My grandfather is living with Alzheimer’s disease. My stepfather, Morley, serves as a paid caregiver and companion to a man with Alzheimer’s disease, Roy. Today, I am walking for three hours as part of the Alzheimer’s Association Longest Day™ in honor of these men — Poppy, Morley and Roy — and also my grandmother, Granny Bea, who is Poppy’s caregiver.
As I got up bright and early this morning (just before the crack of dawn) to start walking at sunrise, these men were not far from my mind. What were they doing? And what was my grandmother doing?
See, Granny Bea is Poppy’s wife of more than 70 years. And in all those years, Alzheimer’s is the only thing that has ever separated them. When my grandfather’s needs became too much for my grandmother to handle alone a few years back, he moved to a facility. But that has not stopped her from remaining his primary caregiver.
Granny Bea wakes up early so she can be there when Poppy awakens. So she, too, needs to ‘pre-empt’ the sunrise. During the very early hours, she tends to her own needs and then takes the short bus ride to his facility to be there when his day begins. By the time she arrives at to his place, she has already showered, eaten, checked her schedule and his, and arranged for her transportation. That’s when most of us would take a break. But not Granny Bea.
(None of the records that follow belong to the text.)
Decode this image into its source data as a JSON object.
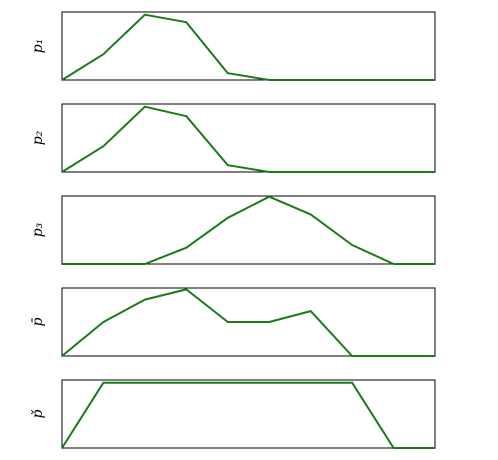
{
  "chart_data": [
    {
      "type": "line",
      "ylabel": "p₁",
      "x": [
        0,
        1,
        2,
        3,
        4,
        5,
        6,
        7,
        8,
        9
      ],
      "values": [
        0,
        0.38,
        0.96,
        0.85,
        0.1,
        0.0,
        0.0,
        0.0,
        0.0,
        0.0
      ],
      "ylim": [
        0,
        1
      ],
      "grid": false,
      "color": "#1a7a1a"
    },
    {
      "type": "line",
      "ylabel": "p₂",
      "x": [
        0,
        1,
        2,
        3,
        4,
        5,
        6,
        7,
        8,
        9
      ],
      "values": [
        0,
        0.38,
        0.96,
        0.82,
        0.1,
        0.0,
        0.0,
        0.0,
        0.0,
        0.0
      ],
      "ylim": [
        0,
        1
      ],
      "grid": false,
      "color": "#1a7a1a"
    },
    {
      "type": "line",
      "ylabel": "p₃",
      "x": [
        0,
        1,
        2,
        3,
        4,
        5,
        6,
        7,
        8,
        9
      ],
      "values": [
        0,
        0.0,
        0.0,
        0.24,
        0.68,
        0.99,
        0.73,
        0.28,
        0.0,
        0.0
      ],
      "ylim": [
        0,
        1
      ],
      "grid": false,
      "color": "#1a7a1a"
    },
    {
      "type": "line",
      "ylabel": "p̄",
      "x": [
        0,
        1,
        2,
        3,
        4,
        5,
        6,
        7,
        8,
        9
      ],
      "values": [
        0,
        0.5,
        0.83,
        0.98,
        0.5,
        0.5,
        0.66,
        0.0,
        0.0,
        0.0
      ],
      "ylim": [
        0,
        1
      ],
      "grid": false,
      "color": "#1a7a1a"
    },
    {
      "type": "line",
      "ylabel": "p̌",
      "x": [
        0,
        1,
        2,
        3,
        4,
        5,
        6,
        7,
        8,
        9
      ],
      "values": [
        0,
        0.96,
        0.96,
        0.96,
        0.96,
        0.96,
        0.96,
        0.96,
        0.0,
        0.0
      ],
      "ylim": [
        0,
        1
      ],
      "grid": false,
      "color": "#1a7a1a"
    }
  ]
}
She rides the shuttle carrying things that might make Poppy’s day a little more familiar. And when I say “familiar,” I mean familiar to her, because not much is familiar to him anymore. Poppy has the most decorated room of anyone in the facility — full of family pictures, just as their home together used to be. When my grandmother arrives, Poppy is usually still sleeping. So she collects his dirty laundry and separates it for the laundry service. When he awakens, she will make sure he is dressed in something clean and respectable, tend to his hygiene and get him to breakfast.
Some afternoons they will dance. She will hold him close (and sometimes hold him up) while music from the 1920s plays on the radio. Granny Bea says that dance steps are something Poppy never forgets. He may not know her name or even remember who she is, but when they dance, it’s like Alzheimer’s disease never entered their lives.
When Poppy is tired, Granny Bea will dance with other residents. Not to the same slow dances she saves for Poppy—but sometimes she will Charleston or Twist or dance Hip Hop —anything to bring a smile to the faces of Poppy’s neighbors.
The rest of the day goes much the same. She maintains his personal dignity and her sense of partnership, love and family. Then she goes back to her apartment less than a mile in distance but almost a lifetime away.
Walking these three hours will be a challenge for me, as I have not tended to my own physical fitness much in the past nine years of bearing and raising children, but I know the endurance I have shown this morning is nothing compared to the dedication and commitment shown by Granny Bea and Poppy in their fight against Alzheimer’s. I hope we can end this disease before my children have to live with it or through it. And I hope that if I am called into service as a primary caregiver for someone living with this disease, I will also be strong enough to go the distance like my grandmother.
Julie Sipchen works as a product manager in Safety Services at the Alzheimer’s Association. She lives with her husband and three daughters in Chicago, where they are active in their community and in dance, softball, skating and T-ball.